Apontamentos sobre as eleições

Os resultados das eleições autárquicas, do passado dia 1 de outubro, não podem deixar de motivar alguns comentários, tanto no âmbito local como no nacional.

A nível local é relevante o reforço das votações do Partido Socialista em S. Pedro do Sul e do PSD em Vouzela, que não pode deixar de ser visto como o reconhecimento do trabalho realizado pelos respetivos presidentes da Câmara, cujas características comuns são a proximidade com as pessoas e um estilo com mais tendência para o consenso do que para o confronto.

Em Castro Daire a derrota do Partido Socialista, apesar da boa onda nacional, reflete algumas opções e polémicas de que os eleitores parecem não ter gostado.

O povo de Ventosa deu uma indicação clara, como foi regra a nível nacional, de que o regresso dos dinossauros da política não é particularmente apreciado.

Em Oliveira de Frades se alguém, há seis meses, tivesse previsto o resultado que se verificou seria considerado louco. Como todas as coisas pouco prováveis a vitória do Nós Cidadãos só foi possível pelo alinhamento de muitas circunstâncias.

Do lado do PSD houve um último mandato muito marcado pela conflitualidade e pelo agravamento das suspeitas de irregularidades várias na gestão que se avolumaram com as buscas realizadas pela Polícia Judicária.

O PS atravessa um fase de pouca vitalidade e sem capacidade organizativa.

O Nós Cidadãos foi um veículo para evitar as dificuldades burocráticas associadas à apresentação das candidaturas independentes e o resultado só foi possível pelo facto do Presidente eleito ter assumido uma postura de proximidade e envolvimento do máximo de pessoas em todas as freguesias e ter conseguido criar um movimento muito abrangente onde é possível encontrar pessoas com histórias de ligação aos vários partidos e pessoas que pela primeira vez se envolveram em atividades políticas.

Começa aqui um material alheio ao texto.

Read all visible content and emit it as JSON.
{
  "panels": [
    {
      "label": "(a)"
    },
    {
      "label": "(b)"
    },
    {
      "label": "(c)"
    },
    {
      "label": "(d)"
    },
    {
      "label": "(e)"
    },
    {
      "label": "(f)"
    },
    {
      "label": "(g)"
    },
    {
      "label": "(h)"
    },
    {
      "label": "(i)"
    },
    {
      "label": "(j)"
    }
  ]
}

O ambiente social e político que se vivia em Oliveira de Frades ficou bem evidente nos festejos da vitória do candidato Paulo Ferreira. Fizeram-me lembrar os tempos do 25 de abril em que pessoas que ao passarem umas pelas outras na rua, quando muito, trocariam um olá se abraçavam efusivamente como se festejassem a sua libertação.

A nível nacional os resultados em Lisboa e no Porto foram desastrosos para o PSD ao ponto de levarem Passos Coelho a deixar a liderança, pela primeira vez, o Partido Comunista assumiu  ter sofrido uma derrota e não reivindicou uma vitória moral e o Bloco de Esquerda teve nestas eleições os 4% dos votos dos seguidores mais fiéis.

A vitória de Isaltino Morais em Oeiras foi, particularmente, perturbadora, porque Oeiras é o concelho onde é maior a percentagem de eleitores com formação universitária.

É caso para perguntar o que ensinam as nossas universidades quando no concelho onde é  maior a percentagem de eleitores com educação universitária é eleito Presidente da Câmara um homem com cadastro criminal por crimes relacionados com casos de corrupção.

Quando questionadas porque preferiam Isaltino Morais as pessoas diziam que ele tinha feito uma grande obra no concelho, mas seria preciso ser muito inepto para não conseguir fazer obra num concelho com uma área pequena, densamente povoado e onde várias empresas de âmbito nacional têm a sua sede e por isso tem receitas enormes.

A desculpa que eu encontro é que não havia verdadeiras alternativas. A verdade é que olhando para os principais candidatos o seu lastro moral também não era muito estimulante.

O candidato do PS, foi concorrer em Oeiras depois de ter esgotado os seus mandatos na Amadora e por isso tinha um sabor a requentado.

O outro candidato independente cresceu como número dois de Isaltino e depois quando ele caiu em desgraça traiu-o, o que faz com que as razões para o preferir ao Isaltino fossem as mesmas que teríamos para preferir uma cópia ao original.